An Excerpt from Jim Conrad's
Naturalist Newsletter

Bluestriped Grunt, HAEMULON SCIURUS

from the July 31, 2011 Newsletter issued from written at Mayan Beach Garden Inn 20 kms north of Mahahual, Quintana Roo, México
GRUNT IN THE GRASS

Some visitors and I on a beach walk came upon three young Mexican men fishing. They'd waded out about fifty feet to where the water was waist deep and were tossing their lines into spots where they thought there'd be fish. They used hooks, lines and sinkers, but no poles or rods and reels. With their right hands they'd toss lines wrapped around their left hands. As we approached, one man was coming ashore with a fighting fish on his line. You can see his 10-inch-long catch (25cm) lying in wave-deposited Turtlegrass above.
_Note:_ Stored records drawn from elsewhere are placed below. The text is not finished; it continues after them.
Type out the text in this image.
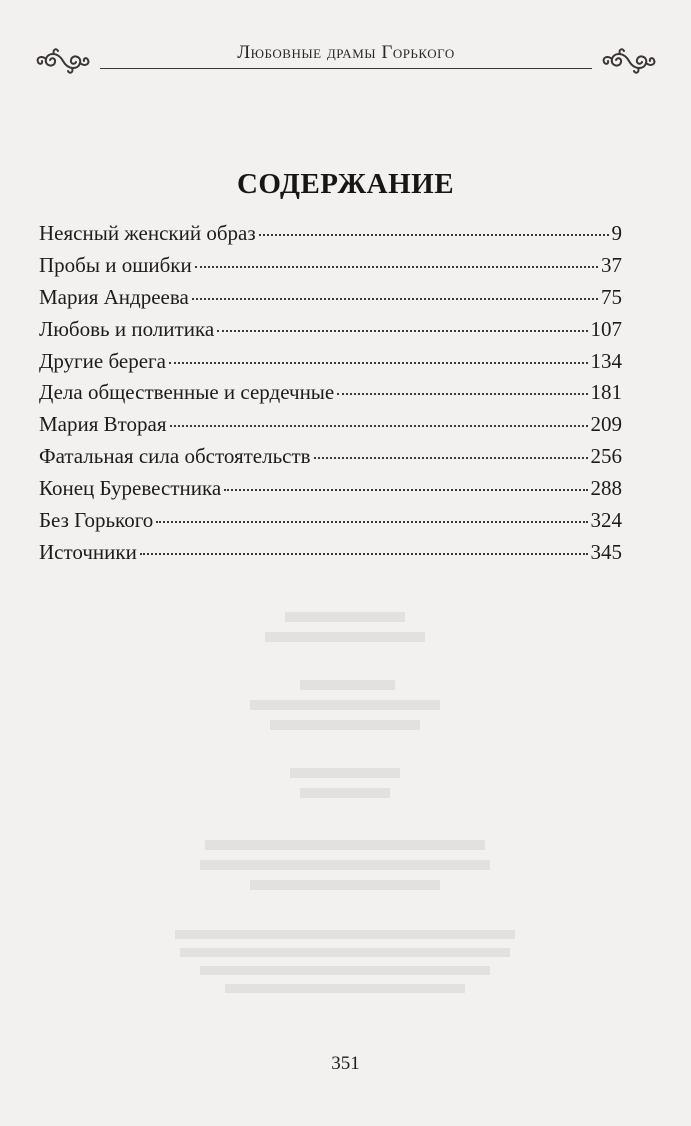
Любовные драмы Горького
СОДЕРЖАНИЕ
Неясный женский образ	9
Пробы и ошибки	37
Мария Андреева	75
Любовь и политика	107
Другие берега	134
Дела общественные и сердечные	181
Мария Вторая	209
Фатальная сила обстоятельств	256
Конец Буревестника	288
Без Горького	324
Источники	345
351
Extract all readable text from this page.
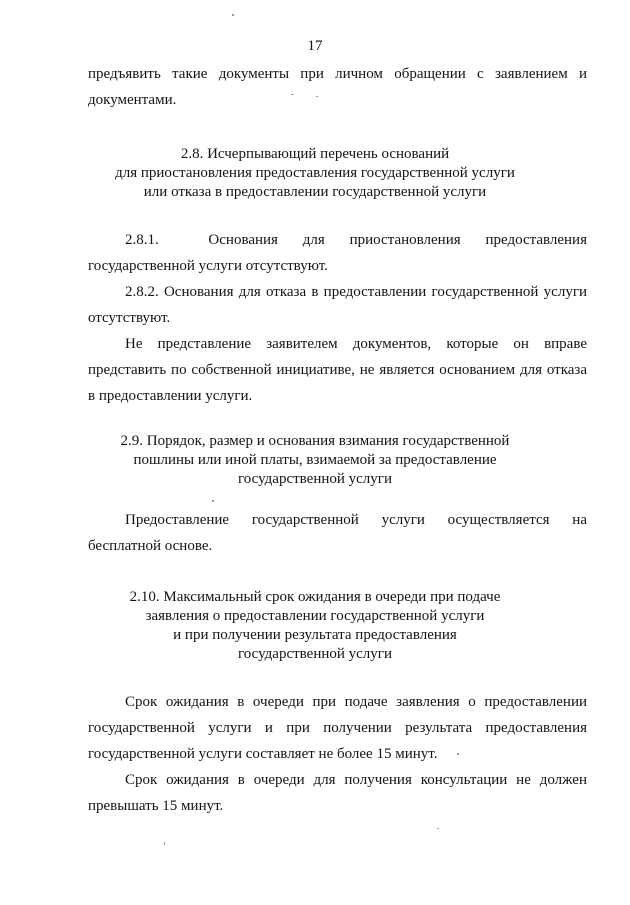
17
предъявить такие документы при личном обращении с заявлением и
документами.
2.8. Исчерпывающий перечень оснований
для приостановления предоставления государственной услуги
или отказа в предоставлении государственной услуги
2.8.1.  Основания для приостановления предоставления
государственной услуги отсутствуют.
2.8.2. Основания для отказа в предоставлении государственной услуги
отсутствуют.
Не представление заявителем документов, которые он вправе
представить по собственной инициативе, не является основанием для отказа
в предоставлении услуги.
2.9. Порядок, размер и основания взимания государственной
пошлины или иной платы, взимаемой за предоставление
государственной услуги
Предоставление государственной услуги осуществляется на
бесплатной основе.
2.10. Максимальный срок ожидания в очереди при подаче
заявления о предоставлении государственной услуги
и при получении результата предоставления
государственной услуги
Срок ожидания в очереди при подаче заявления о предоставлении
государственной услуги и при получении результата предоставления
государственной услуги составляет не более 15 минут.
Срок ожидания в очереди для получения консультации не должен
превышать 15 минут.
Back at Marcia's little visitor library, in Humann and DeLoach's Reef Fish Identification: Florida, Caribbean, Bahamas, it was easy to get the name of such a boldly patterned, brightly colored fish. It was the Bluestriped Grunt, HAEMULON SCIURUS. Several species are more or less this color and also bear slender, longitudinal stripes, but this one also has dark tail and rear dorsal fins.

The species is described as common in waters around Florida, the Bahamas, and throughout the Caribbean, and uncommon as far north as South Carolina. The book says that Bluestriped Grunts congregate in small to midsized schools near protective reefs, especially drop-offs, though ours was caught well away from the reef, among big beds of Turtlegrass. Elsewhere I read that grunts in general are especially common around reefs next to large expanses of grass beds and sand flats, which is exactly what we have here.

Why are grunts called grunts? It's because of the sound they produce when their teeth grind deep within their throats, amplified by their air bladder.

I always regret seeing fishermen lay their catches on dry land where the fish slowly die, as was the case with this fish. When I was a kid I was told that fish can't feel anything, but eventually I used my own brain to see that they are as sensitive to touch and pain as any other complex living organism, maybe more so than most. I don't like presenting the picture of a slowly dying fish, but maybe there's value in the picture reminding us what lovely creatures are out there, all the time, living their own beautiful lives.